VisEra Technologies, a TSMC-affiliated optical component supplier, anticipates third-quarter growth driven by rising demand for CMOS image sensors (CIS), as high-end smartphone camera adoption expands and automotive sensing features reach lower-tier vehicle models. Meanwhile, shipments of micro-optics elements (MOE) are seeing short-term weakness due to dispersed customer product lines, with recovery expected no earlier than 2026.
To meet growing CIS performance requirements in smartphones and vehicles, VisEra is developing thinner optical components and collaborating with clients on emerging applications, including AI glasses and optical AI communication systems.
Chairman Robert Kuan confirmed that VisEra will launch Phase 2 construction of its Longtan plant under TSMC's leasing framework, ensuring adequate capacity for future volume production of next-generation technologies.
Mobile devices accounted for 74% of VisEra's second-quarter revenue, down 8pp year-over-year. In contrast, automotive and surveillance segments rose to 16% and 10% of revenue, respectively, each up 4pp from the prior year.
VisEra attributed rising CIS demand to China's smartphone subsidies, enhanced EV sensing requirements, and the replacement push favoring domestic brands. The mainstreaming of 50-megapixel cameras has boosted CIS shipments and fab utilization, particularly at the high end. However, second-quarter gains were partially eroded by NT dollar appreciation, leading to a slight year-over-year revenue dip for the first half of 2025.

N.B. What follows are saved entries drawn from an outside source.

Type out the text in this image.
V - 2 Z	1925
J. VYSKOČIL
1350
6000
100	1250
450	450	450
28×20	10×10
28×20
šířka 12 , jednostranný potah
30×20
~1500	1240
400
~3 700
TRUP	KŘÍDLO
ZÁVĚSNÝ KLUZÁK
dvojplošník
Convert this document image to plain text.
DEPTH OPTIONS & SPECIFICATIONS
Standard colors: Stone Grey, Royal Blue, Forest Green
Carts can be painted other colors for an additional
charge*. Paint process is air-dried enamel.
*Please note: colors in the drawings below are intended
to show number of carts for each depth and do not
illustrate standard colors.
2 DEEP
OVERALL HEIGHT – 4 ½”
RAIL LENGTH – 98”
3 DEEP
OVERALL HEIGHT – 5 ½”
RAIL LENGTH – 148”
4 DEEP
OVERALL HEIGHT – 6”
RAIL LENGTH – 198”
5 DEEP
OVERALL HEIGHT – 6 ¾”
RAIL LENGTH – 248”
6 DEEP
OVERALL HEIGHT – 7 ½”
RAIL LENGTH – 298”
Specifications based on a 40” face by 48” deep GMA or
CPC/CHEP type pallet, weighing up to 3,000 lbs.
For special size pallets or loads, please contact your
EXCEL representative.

VisEra stated it maintains a full natural hedge against FX volatility, with revenue and raw material costs primarily in US dollars. However, labor and manufacturing costs are NT$-based. A 1% appreciation of the NT$ versus the US$ would reduce revenue by an equivalent 1%.
If the NT$/US$ exchange rate averages 28.6, VisEra forecasts third-quarter revenue to grow by a low- to mid-single-digit percentage quarter-over-quarter, with modest second-half gains. Gross and operating margins are expected to improve slightly, depending on FX trends, capacity utilization, and product mix.
VisEra reported second-quarter consolidated revenue of NT$2.219 billion, up 2% from the previous quarter but down 9.5% year-over-year. Gross margin declined to 22.8%, dropping 1.7 points sequentially and 6.8 points from a year earlier.
Operating profit reached NT$274 million with a margin of 12.3%, down 1 point quarter-over-quarter and 7.2 points year-over-year. Net income totaled NT$273 million, rising 1.49% sequentially but falling 35.6% from the same period last year.